A Jack of all Trades and Master of all: The Thirty Chapter IV
It couldn’t be done, the industry said with amusement. You can’t possibly shoot pictures and listen to sound at the same time, and whatever else. Today, we may take that for granted, but the ego of The Thirty, the first UK videojournalists assumed all journalism was within their cross hair.
It would make them eminently employable, but also cursed. For many years, several group members hid their association with videojournalism to fend of claims of amateurism about their work. Others saw things, understood so deeply the psychology of media and audiences, were so far above the norm, that TV executives didn’t get them. Their souls, creativity, work ethic remained unfulfilled.

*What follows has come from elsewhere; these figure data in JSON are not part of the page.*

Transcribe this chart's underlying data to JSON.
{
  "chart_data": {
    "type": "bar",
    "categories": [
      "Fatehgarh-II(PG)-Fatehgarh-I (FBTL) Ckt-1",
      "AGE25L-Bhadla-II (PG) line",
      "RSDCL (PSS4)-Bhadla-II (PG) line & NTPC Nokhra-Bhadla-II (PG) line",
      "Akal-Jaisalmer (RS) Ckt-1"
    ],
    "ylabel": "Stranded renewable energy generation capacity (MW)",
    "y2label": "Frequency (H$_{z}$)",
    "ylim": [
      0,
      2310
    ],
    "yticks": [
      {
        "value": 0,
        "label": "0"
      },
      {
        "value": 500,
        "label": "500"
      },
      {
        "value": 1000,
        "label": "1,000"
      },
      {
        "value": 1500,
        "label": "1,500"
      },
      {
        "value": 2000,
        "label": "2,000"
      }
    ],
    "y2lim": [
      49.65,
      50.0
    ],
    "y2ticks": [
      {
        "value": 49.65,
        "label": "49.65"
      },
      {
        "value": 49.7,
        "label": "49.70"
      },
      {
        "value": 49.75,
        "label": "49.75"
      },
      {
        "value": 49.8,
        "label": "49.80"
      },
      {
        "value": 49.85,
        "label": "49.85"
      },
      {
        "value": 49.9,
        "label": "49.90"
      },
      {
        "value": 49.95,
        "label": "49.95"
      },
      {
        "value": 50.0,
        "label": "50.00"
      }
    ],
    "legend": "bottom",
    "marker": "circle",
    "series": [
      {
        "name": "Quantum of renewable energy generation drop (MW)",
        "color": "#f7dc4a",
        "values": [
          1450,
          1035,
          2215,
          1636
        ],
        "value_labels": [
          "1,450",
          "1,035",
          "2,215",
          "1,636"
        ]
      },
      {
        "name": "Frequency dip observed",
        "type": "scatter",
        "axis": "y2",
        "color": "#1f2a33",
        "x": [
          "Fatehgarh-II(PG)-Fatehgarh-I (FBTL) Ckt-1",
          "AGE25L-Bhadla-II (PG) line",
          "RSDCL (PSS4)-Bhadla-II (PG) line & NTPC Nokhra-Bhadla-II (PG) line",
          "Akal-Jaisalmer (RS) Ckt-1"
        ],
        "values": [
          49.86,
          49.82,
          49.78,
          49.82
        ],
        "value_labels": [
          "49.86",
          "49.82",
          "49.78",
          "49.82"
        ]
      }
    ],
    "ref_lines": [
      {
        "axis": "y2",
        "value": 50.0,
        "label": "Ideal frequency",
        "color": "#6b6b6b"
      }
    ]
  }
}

On October 21st 2013, my good friend and former VJ Steve Punter, would literally write his last post on Facebook before taking his life. He wrote.
After nearly 20 years
In and out
I will come out of this door
for the last time
Sometime after 11 o clock
Hope she misses me
When I am gone
It’s been fun
In 1998, The Thirty had become many more, but the physical repository of their creativity, Channel One was to close down. Videojournalism would be revived at the BBC three years later, but with significant changes. What you may know as videojournalism today comes from a pared down use of the form, reworked by leading broadcasters, the BBC,CNN and others.
But its spirit of the Jack of all trades and aspiring to be the master of all lived on, somewhat disparately. The Net would spawn different styles of journalism some genuine, others constituted new businesses getting on the act.

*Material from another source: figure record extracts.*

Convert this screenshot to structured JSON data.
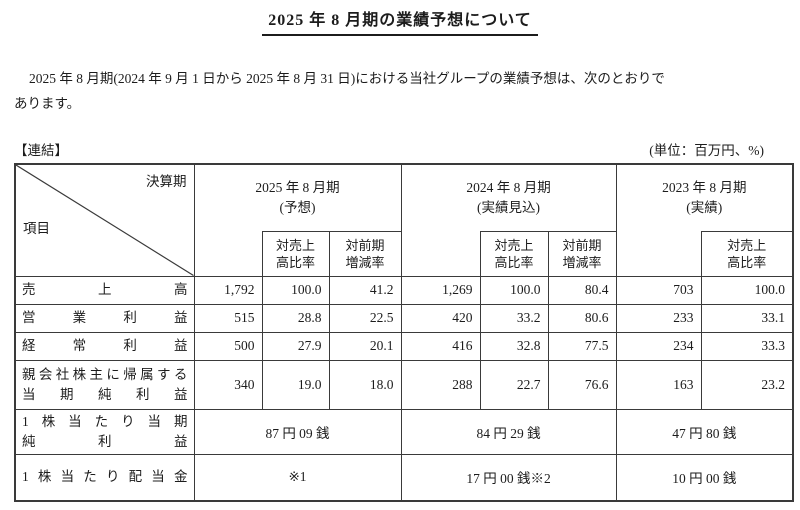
{
  "colors": {
    "background": "#ffffff",
    "text": "#1c1c1c",
    "border": "#3a3a3a"
  },
  "doc": {
    "title": "2025 年 8 月期の業績予想について",
    "intro_line1": "2025 年 8 月期(2024 年 9 月 1 日から 2025 年 8 月 31 日)における当社グループの業績予想は、次のとおりで",
    "intro_line2": "あります。",
    "scope_label": "【連結】",
    "unit_label": "(単位：百万円、%)"
  },
  "table": {
    "corner": {
      "top_right": "決算期",
      "bottom_left": "項目"
    },
    "groups": [
      {
        "title": "2025 年 8 月期",
        "subtitle": "(予想)",
        "subcols": [
          [
            "対売上",
            "高比率"
          ],
          [
            "対前期",
            "増減率"
          ]
        ]
      },
      {
        "title": "2024 年 8 月期",
        "subtitle": "(実績見込)",
        "subcols": [
          [
            "対売上",
            "高比率"
          ],
          [
            "対前期",
            "増減率"
          ]
        ]
      },
      {
        "title": "2023 年 8 月期",
        "subtitle": "(実績)",
        "subcols": [
          [
            "対売上",
            "高比率"
          ]
        ]
      }
    ],
    "rows": [
      {
        "label_lines": [
          "売上高"
        ],
        "cells": [
          "1,792",
          "100.0",
          "41.2",
          "1,269",
          "100.0",
          "80.4",
          "703",
          "100.0"
        ]
      },
      {
        "label_lines": [
          "営業利益"
        ],
        "cells": [
          "515",
          "28.8",
          "22.5",
          "420",
          "33.2",
          "80.6",
          "233",
          "33.1"
        ]
      },
      {
        "label_lines": [
          "経常利益"
        ],
        "cells": [
          "500",
          "27.9",
          "20.1",
          "416",
          "32.8",
          "77.5",
          "234",
          "33.3"
        ]
      },
      {
        "label_lines": [
          "親会社株主に帰属する",
          "当期純利益"
        ],
        "cells": [
          "340",
          "19.0",
          "18.0",
          "288",
          "22.7",
          "76.6",
          "163",
          "23.2"
        ]
      },
      {
        "label_lines": [
          "1株当たり当期",
          "純利益"
        ],
        "span_cells": [
          "87 円 09 銭",
          "84 円 29 銭",
          "47 円 80 銭"
        ]
      },
      {
        "label_lines": [
          "1株当たり配当金"
        ],
        "span_cells": [
          "※1",
          "17 円 00 銭※2",
          "10 円 00 銭"
        ]
      }
    ]
  }
}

But amongst the exemplars, patterns could be observed. Yes, they could do many things, but the manner in which they produced media had a quality it to it. Their stories, the way they used sequences, narration, dramaturgy, characterisation, post human editing, to an audience looked like something other than news journalism, and it was winning awards. The only rules, were there were no rules, it was about understanding the audience and re-representing meaning for them.
There are many whom I’ve had the privilege to meet. To list them would take me a while, so if you’ll forgive me, I’ll talk about a person who’s passionate about this, and was judged by others — me.